There was but one thing to do, make camp where they
were until daylight. Lieutenant Charpentier ordered a
clearing made and a circular abatis of underbrush constructed
about the camp.
This work was not completed until long after dark, the
men building a huge fire in the center of the clearing to give
them light to work by.
When all was safe as possible against attack of wild beasts
and savage men, Lieutenant Charpentier placed sentries
about the little camp and the tired and hungry men threw
themselves upon the ground to sleep.
The groans of the wounded, mingled with the roaring and
growling of the great beasts which the noise and firelight had
attracted, kept sleep, except in its most fitful form, from the
tired eyes. It was a sad and hungry party that lay through the
long night praying for dawn.
The blacks who had seized D'Arnot had not waited to participate
in the fight which followed, but instead had dragged their
prisoner a little way through the jungle and then struck
the trail further on beyond the scene of the fighting in which
their fellows were engaged.
They hurried him along, the sounds of battle growing fainter
and fainter as they drew away from the contestants until there
suddenly broke upon D'Arnot's vision a good-sized clearing
at one end of which stood a thatched and palisaded village.

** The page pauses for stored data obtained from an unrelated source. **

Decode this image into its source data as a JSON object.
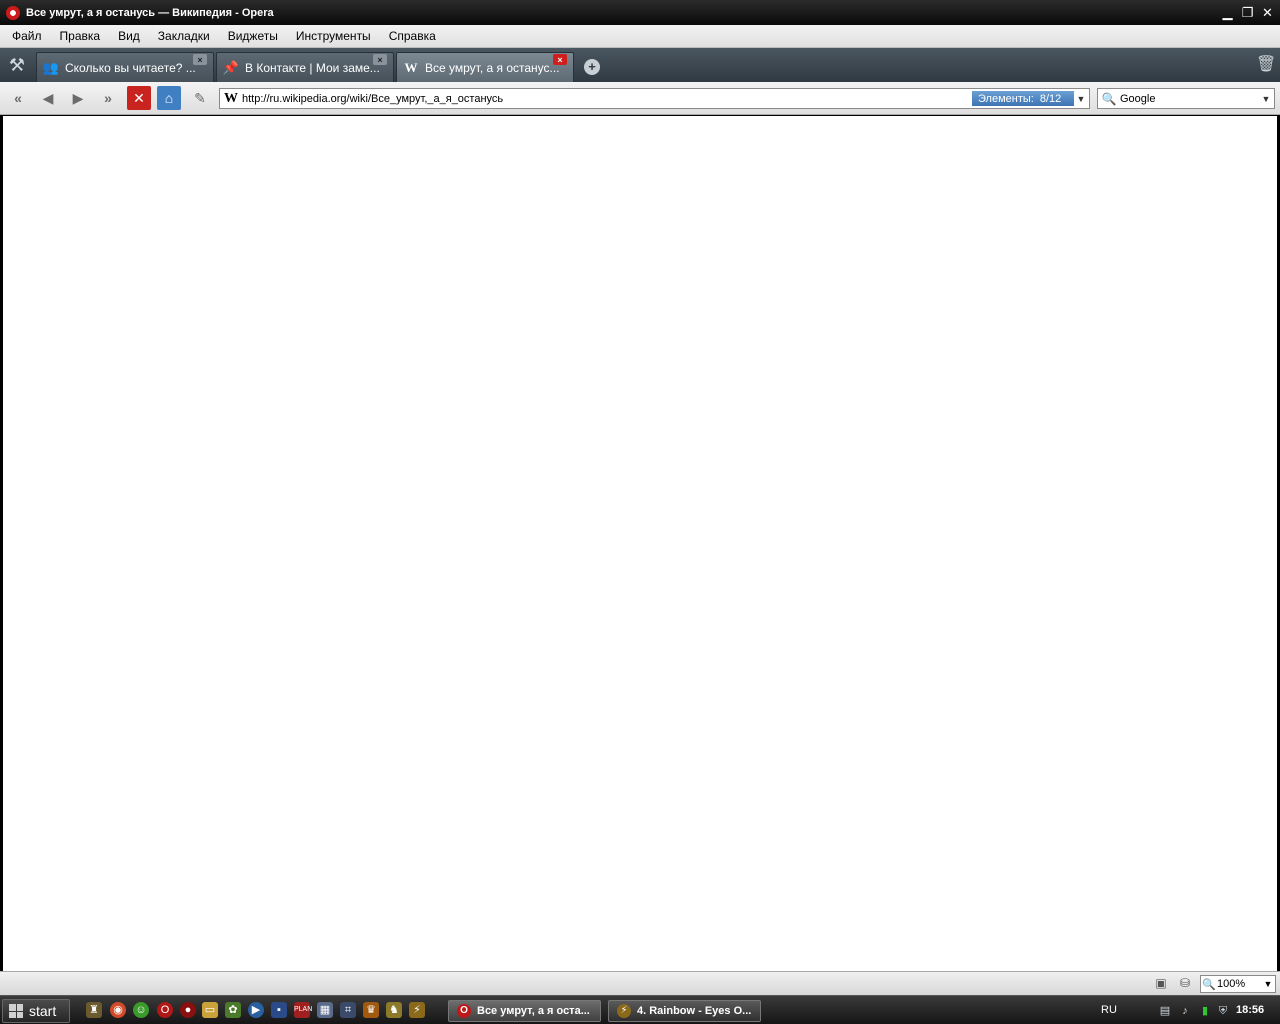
{
  "window": {
    "title": "Все умрут, а я останусь — Википедия - Opera",
    "minimize": "▁",
    "restore": "❐",
    "close": "✕"
  },
  "menu": [
    "Файл",
    "Правка",
    "Вид",
    "Закладки",
    "Виджеты",
    "Инструменты",
    "Справка"
  ],
  "tabs": [
    {
      "label": "Сколько вы читаете? ...",
      "icon": "community-icon",
      "glyph": "👥",
      "active": false
    },
    {
      "label": "В Контакте | Мои заме...",
      "icon": "pushpin-icon",
      "glyph": "📌",
      "active": false
    },
    {
      "label": "Все умрут, а я останус...",
      "icon": "wikipedia-icon",
      "glyph": "W",
      "active": true
    }
  ],
  "tab_close": "×",
  "new_tab": "+",
  "nav": {
    "rewind": "«",
    "back": "◀",
    "forward": "▶",
    "fast_forward": "»",
    "stop": "✕",
    "home": "⌂",
    "edit": "✎"
  },
  "address": {
    "favicon": "W",
    "url": "http://ru.wikipedia.org/wiki/Все_умрут,_а_я_останусь",
    "progress_label": "Элементы:",
    "progress_value": "8/12",
    "dropdown": "▼"
  },
  "search": {
    "engine": "Google",
    "dropdown": "▼"
  },
  "status": {
    "zoom": "100%",
    "dropdown": "▼"
  },
  "taskbar": {
    "start": "start",
    "tasks": [
      {
        "label": "Все умрут, а я оста...",
        "icon": "opera-icon",
        "active": true
      },
      {
        "label": "4. Rainbow - Eyes O...",
        "icon": "winamp-icon",
        "active": false
      }
    ],
    "lang": "RU",
    "clock": "18:56"
  },
  "colors": {
    "accent": "#3f7fc2",
    "stop": "#c8231f",
    "tab_close_active": "#d01e1e"
  }
}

It was now dusk, but the watchers at the gate saw the
approaching trio and distinguished one as a prisoner ere they
reached the portals.
A cry went up within the palisade. A great throng of
women and children rushed out to meet the party.
And then began for the French officer the most terrifying
experience which man can encounter upon earth--the reception
of a white prisoner into a village of African cannibals.